Few specialty chemicals blend reliability, versatility, and safety the way diethyl pyridine-2,6-dicarboxylate does. By focusing on meticulous process control, intelligent packaging, and honest feedback, we position DPDC as a practical, everyday problem-solver for research, manufacturing, and advanced materials. Our relationship with users doesn’t just begin and end with a shipment—each interaction offers new opportunities to raise the standard. For companies serious about efficiency and quality, working with a true manufacturer makes the difference between constant troubleshooting and smooth, dependable results.

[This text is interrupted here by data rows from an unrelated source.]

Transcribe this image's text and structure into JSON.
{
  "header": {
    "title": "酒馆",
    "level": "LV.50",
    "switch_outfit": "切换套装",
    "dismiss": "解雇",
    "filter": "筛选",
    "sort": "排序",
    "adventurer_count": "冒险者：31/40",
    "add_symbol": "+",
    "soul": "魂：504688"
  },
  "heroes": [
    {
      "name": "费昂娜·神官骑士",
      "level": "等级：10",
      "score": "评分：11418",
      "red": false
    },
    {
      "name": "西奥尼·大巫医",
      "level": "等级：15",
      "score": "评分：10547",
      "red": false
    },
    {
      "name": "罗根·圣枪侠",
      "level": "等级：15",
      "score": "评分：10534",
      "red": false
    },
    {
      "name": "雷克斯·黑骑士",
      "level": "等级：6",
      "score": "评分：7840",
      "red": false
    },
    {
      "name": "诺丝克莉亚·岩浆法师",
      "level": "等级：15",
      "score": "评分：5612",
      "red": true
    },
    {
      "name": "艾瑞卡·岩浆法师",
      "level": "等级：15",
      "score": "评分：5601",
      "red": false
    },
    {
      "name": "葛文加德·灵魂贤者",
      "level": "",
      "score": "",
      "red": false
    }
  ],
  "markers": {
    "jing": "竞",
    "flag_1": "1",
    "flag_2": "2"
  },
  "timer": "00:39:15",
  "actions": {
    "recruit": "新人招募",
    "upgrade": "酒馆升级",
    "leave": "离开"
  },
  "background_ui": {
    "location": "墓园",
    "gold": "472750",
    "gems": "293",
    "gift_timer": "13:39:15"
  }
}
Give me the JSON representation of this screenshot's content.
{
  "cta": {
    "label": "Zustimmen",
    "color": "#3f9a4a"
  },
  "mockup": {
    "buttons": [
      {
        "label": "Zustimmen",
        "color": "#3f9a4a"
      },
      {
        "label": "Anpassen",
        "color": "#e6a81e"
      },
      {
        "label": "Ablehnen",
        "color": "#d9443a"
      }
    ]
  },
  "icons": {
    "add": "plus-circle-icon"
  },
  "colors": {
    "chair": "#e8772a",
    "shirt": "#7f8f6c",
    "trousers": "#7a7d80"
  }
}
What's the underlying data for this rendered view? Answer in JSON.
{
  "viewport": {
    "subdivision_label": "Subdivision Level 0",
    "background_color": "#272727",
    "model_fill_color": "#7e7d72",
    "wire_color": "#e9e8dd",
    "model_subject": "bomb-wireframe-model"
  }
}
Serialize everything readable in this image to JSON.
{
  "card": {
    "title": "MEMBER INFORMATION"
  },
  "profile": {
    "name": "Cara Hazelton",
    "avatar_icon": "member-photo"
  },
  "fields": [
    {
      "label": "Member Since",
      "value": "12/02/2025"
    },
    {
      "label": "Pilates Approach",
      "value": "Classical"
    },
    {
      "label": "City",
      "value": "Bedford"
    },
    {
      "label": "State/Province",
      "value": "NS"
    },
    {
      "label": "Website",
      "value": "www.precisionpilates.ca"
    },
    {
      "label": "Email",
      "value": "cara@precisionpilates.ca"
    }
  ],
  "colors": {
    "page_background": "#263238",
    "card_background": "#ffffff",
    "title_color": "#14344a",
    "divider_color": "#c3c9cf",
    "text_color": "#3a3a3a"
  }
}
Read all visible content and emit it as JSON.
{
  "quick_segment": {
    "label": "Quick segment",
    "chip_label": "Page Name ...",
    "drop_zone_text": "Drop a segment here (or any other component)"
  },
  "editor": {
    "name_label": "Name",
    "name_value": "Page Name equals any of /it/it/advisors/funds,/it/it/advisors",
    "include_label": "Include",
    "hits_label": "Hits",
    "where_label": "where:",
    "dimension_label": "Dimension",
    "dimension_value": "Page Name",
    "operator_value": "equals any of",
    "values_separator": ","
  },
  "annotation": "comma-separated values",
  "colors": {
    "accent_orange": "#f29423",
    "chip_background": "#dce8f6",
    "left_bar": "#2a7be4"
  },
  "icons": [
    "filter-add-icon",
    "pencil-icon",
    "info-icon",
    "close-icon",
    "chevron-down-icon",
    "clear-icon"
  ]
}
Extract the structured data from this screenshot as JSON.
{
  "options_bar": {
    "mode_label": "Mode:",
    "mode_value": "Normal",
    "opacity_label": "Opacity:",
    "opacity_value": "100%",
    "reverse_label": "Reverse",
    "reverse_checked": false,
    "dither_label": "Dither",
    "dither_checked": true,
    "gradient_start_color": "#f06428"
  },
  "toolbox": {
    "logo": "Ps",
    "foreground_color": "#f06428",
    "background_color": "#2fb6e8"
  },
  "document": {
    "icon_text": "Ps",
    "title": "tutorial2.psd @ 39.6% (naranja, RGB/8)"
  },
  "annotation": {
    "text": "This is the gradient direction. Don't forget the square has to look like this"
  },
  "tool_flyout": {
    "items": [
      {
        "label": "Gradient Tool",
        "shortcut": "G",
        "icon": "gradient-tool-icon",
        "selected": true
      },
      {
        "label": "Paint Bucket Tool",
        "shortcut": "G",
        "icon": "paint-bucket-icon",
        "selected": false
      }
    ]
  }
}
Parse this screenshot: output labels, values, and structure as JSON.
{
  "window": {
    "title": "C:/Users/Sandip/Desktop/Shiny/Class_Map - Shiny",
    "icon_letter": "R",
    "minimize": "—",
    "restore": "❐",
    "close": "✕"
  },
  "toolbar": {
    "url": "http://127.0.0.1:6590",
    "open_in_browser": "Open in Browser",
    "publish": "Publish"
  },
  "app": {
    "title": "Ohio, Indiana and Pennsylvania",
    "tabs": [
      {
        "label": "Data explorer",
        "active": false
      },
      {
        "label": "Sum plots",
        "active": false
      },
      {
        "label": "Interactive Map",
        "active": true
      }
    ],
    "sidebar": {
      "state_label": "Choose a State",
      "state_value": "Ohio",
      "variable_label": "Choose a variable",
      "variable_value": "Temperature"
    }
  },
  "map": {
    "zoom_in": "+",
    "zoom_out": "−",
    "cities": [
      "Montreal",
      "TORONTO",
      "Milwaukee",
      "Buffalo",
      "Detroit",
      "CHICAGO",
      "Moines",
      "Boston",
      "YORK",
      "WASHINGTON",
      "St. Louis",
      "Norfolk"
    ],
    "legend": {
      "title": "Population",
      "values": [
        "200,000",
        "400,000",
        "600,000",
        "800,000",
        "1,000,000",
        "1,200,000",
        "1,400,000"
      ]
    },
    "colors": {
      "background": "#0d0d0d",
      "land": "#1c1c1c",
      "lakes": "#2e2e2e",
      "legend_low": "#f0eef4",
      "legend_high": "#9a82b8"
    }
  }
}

Our experience with diethyl pyridine-2,6-dicarboxylate spans the full stretch: design, synthesis, purification, packaging, documentation, and customer support. That depth makes it possible to respond quickly to evolving needs and keep a steady supply of product that meets—often beats—the most demanding expectations. This hands-on commitment ensures those who rely on DPDC can move their projects forward, avoid costly errors, and keep their teams focused on results.